Prolific research partners Mian and Sufi and authors of “House of Debt” argue that debt was flowing just as much in Detroit as in Los Angeles, and this proves the causal importance of debt expansion. It only led to price spikes in supply constrained LA. But, if there had not been a debt boom in Detroit, that would have been evidence that supply constraints led to rising prices and more debt only where supply was constrained. The fact that debt was also flowing in detroit says that the lack of supply in LA wasn’t the primary cause of rising debt. Rising debt caused rising prices where supply was constrained. It’s a valid argument which calls for its own post.

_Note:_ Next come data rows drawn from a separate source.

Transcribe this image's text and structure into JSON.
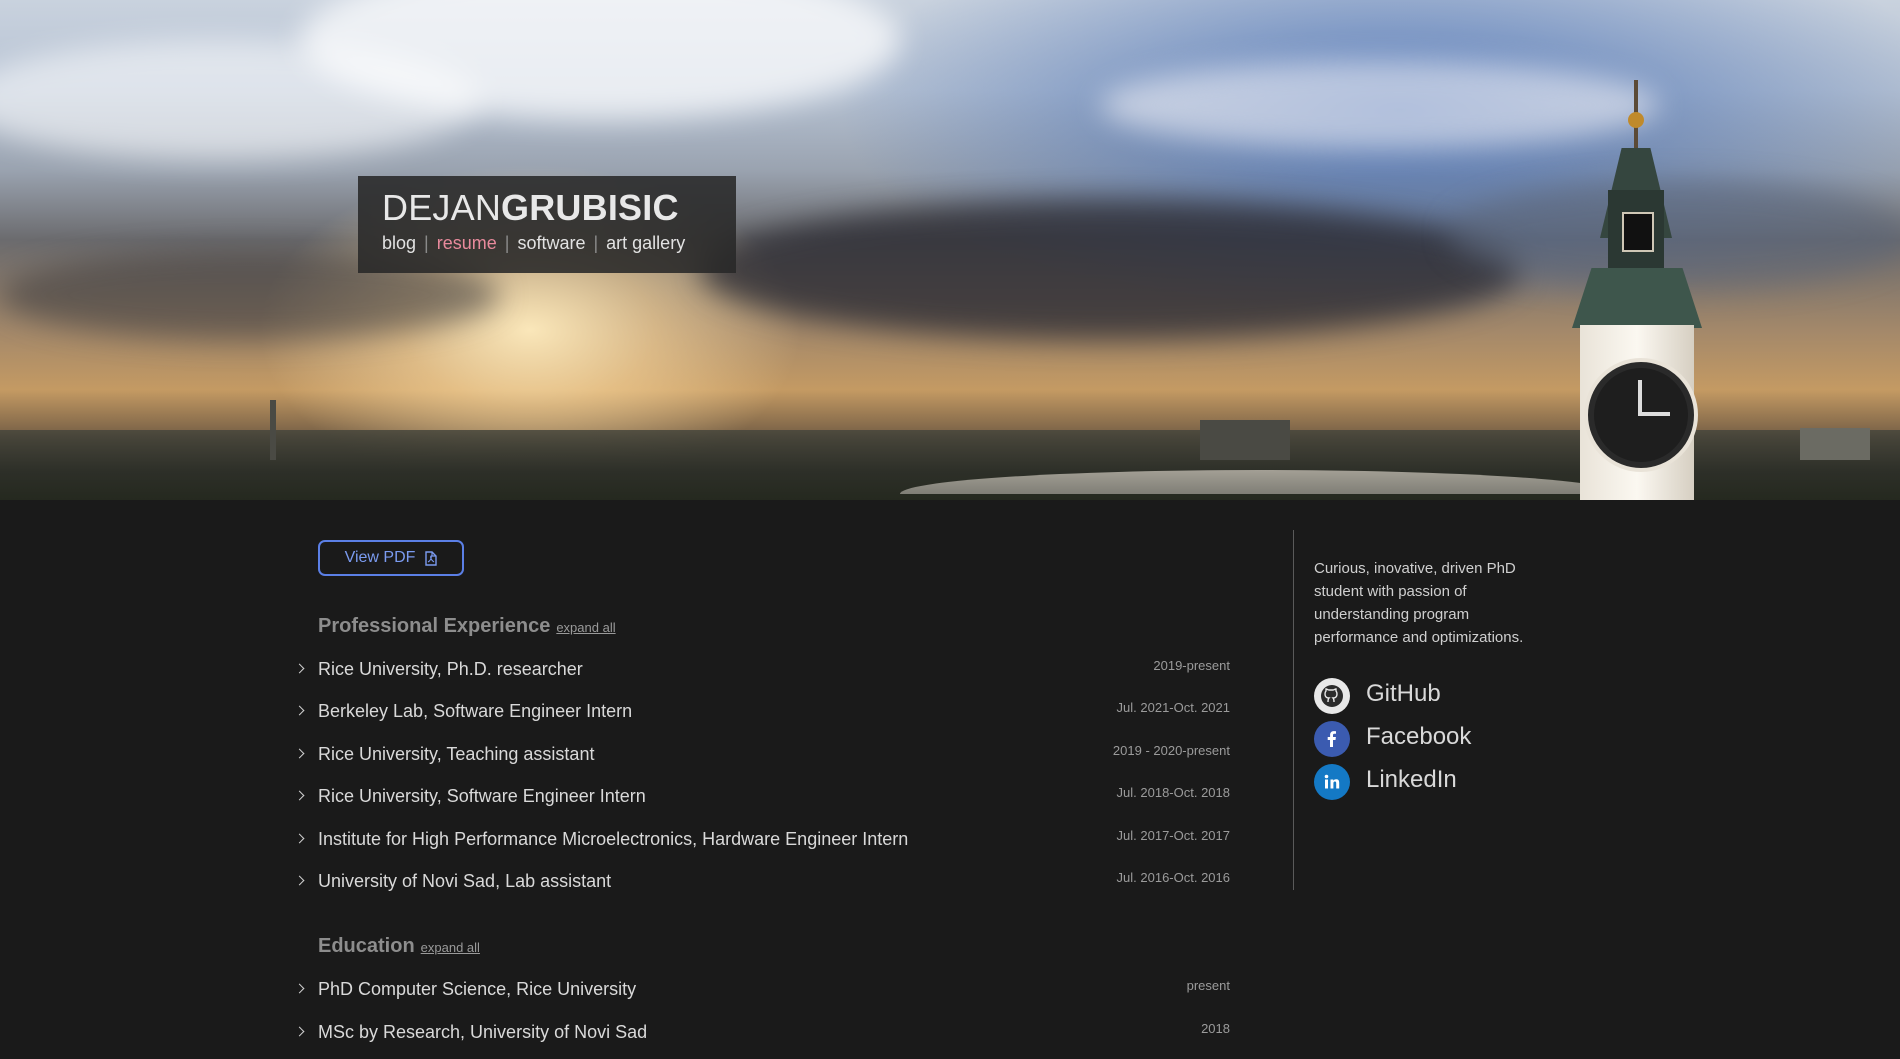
{
  "header": {
    "first_name": "DEJAN",
    "last_name": "GRUBISIC",
    "nav": [
      {
        "label": "blog"
      },
      {
        "label": "resume"
      },
      {
        "label": "software"
      },
      {
        "label": "art gallery"
      }
    ],
    "nav_separator": "|",
    "active_nav": "resume"
  },
  "resume": {
    "pdf_button": "View PDF",
    "experience": {
      "title": "Professional Experience",
      "expand_label": "expand all",
      "items": [
        {
          "title": "Rice University, Ph.D. researcher",
          "date": "2019-present"
        },
        {
          "title": "Berkeley Lab, Software Engineer Intern",
          "date": "Jul. 2021-Oct. 2021"
        },
        {
          "title": "Rice University, Teaching assistant",
          "date": "2019 - 2020-present"
        },
        {
          "title": "Rice University, Software Engineer Intern",
          "date": "Jul. 2018-Oct. 2018"
        },
        {
          "title": "Institute for High Performance Microelectronics, Hardware Engineer Intern",
          "date": "Jul. 2017-Oct. 2017"
        },
        {
          "title": "University of Novi Sad, Lab assistant",
          "date": "Jul. 2016-Oct. 2016"
        }
      ]
    },
    "education": {
      "title": "Education",
      "expand_label": "expand all",
      "items": [
        {
          "title": "PhD Computer Science, Rice University",
          "date": "present"
        },
        {
          "title": "MSc by Research, University of Novi Sad",
          "date": "2018"
        }
      ]
    }
  },
  "sidebar": {
    "bio": "Curious, inovative, driven PhD student with passion of understanding program performance and optimizations.",
    "social": [
      {
        "label": "GitHub",
        "icon": "github-icon",
        "color": "#e8e8e8"
      },
      {
        "label": "Facebook",
        "icon": "facebook-icon",
        "color": "#3b5bb0"
      },
      {
        "label": "LinkedIn",
        "icon": "linkedin-icon",
        "color": "#1479c5"
      }
    ]
  },
  "colors": {
    "background": "#1a1a1a",
    "active_nav": "#e88a9c",
    "pdf_button": "#5b7fe6"
  }
}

Back to the price trends. Figure 3 covers June 2006 to December 2007, which includes the later subprime boom, the synthetic CDO boom, (The Big Short was set during this time.), and the initial collapse of those lending markets. The mortgage cohorts with extremely high default rates were originated during this period. One thing to note is that those bad loans weren’t really part of a bubble. They were originated during a pretty deep contraction in housing. Maybe subprime lending at the low end was helping to prop up that part of the market during this time. I think that’s an open question.
But, I think it has been underappreciated how deep of a top-end housing contraction there was before the bottom of the market collapsed. The conventional story is that mortgage defaults on poorly underwritten loans triggered a wave of pro-cyclical inventory. Defaults really were just starting to rise to unusually high levels toward the end of this period. Before that became a big issue, home values in the richest neighborhoods of all of these metros (except for Austin, which remained stable) had collapsed well into double digit losses, relative to incomes.

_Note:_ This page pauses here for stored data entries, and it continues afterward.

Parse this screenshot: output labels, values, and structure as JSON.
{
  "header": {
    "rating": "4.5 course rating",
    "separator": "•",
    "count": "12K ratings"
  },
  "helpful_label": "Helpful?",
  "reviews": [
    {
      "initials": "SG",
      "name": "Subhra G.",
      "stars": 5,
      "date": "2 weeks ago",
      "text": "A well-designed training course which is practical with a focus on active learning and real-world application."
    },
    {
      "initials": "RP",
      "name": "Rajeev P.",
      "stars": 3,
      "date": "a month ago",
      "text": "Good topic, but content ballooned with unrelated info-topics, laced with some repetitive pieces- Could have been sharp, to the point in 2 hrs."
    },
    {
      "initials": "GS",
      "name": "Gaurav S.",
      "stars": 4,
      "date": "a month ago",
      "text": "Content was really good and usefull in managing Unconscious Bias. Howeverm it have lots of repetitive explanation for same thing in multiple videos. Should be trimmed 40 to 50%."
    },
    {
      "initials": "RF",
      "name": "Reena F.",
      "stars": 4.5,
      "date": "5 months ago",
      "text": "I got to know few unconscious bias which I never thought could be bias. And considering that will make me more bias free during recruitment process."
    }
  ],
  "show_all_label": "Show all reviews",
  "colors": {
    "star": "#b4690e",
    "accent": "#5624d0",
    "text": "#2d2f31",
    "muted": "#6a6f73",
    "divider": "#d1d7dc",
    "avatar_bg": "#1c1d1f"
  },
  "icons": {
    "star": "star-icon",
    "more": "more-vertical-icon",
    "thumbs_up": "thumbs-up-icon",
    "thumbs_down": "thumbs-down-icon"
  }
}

I have mentioned the pivotal August 2007 Jackson Hole meeting for the Fed in a previous post, and I go into it in my latest book. I have generally discussed it in terms of supply. Ed Leamer famously (and correctly) argued that housing starts are a key leading indicator that the Fed should watch, and even target, and that by August 2007 starts were signaling recession. And, then he argued that this time was different and that the Fed couldn’t aim for a recovery (because he was wrong about supply conditions). He also (correctly) argued that housing was important in the business cycle because it represented volatile production activity, not volatile price activity. And, that was more or less right, if you just looked at average price trends, when he spoke to Fed officials. But, really, even by the end of 2007, as you can see in Figure 3, the top end of most cities was already well into a deep price collapse. As the last post outlined on a national level, in ZIP codes with high incomes, the boom had basically reversed by the end of 2007. That was largely benign as a macroeconomic issue because the richest neighborhoods aren’t very susceptible to default spirals.
One other thing to note about this period is that, contra-Tolstoy, while cities were all happy in their own ways before 2006, after mid-2006, they were mostly unhappily alike. National macro-management had taken over. After my years of research and consideration on this, the many complaints about bail-outs, “Greenspan puts”, concerns that the markets needed disciplined, etc. over the course of 2008, are really statements whose subtext was that a cycle reversal that was benign wasn’t good enough, and that the complainers demanded macro-economic policies that would create a default spiral. The tragedy of 2008 was that, since nothing of the sort was necessary, a lot of damage had to be inflicted on the American economy in order to give them what they wanted.
What the Fed started, the mortgage regulators finished. By the end of 2007, the federal mortgage agencies were the primary source of mortgages remaining, and they greatly tightened lending standards, and that change shows up in spades in the price trends in Figure 4.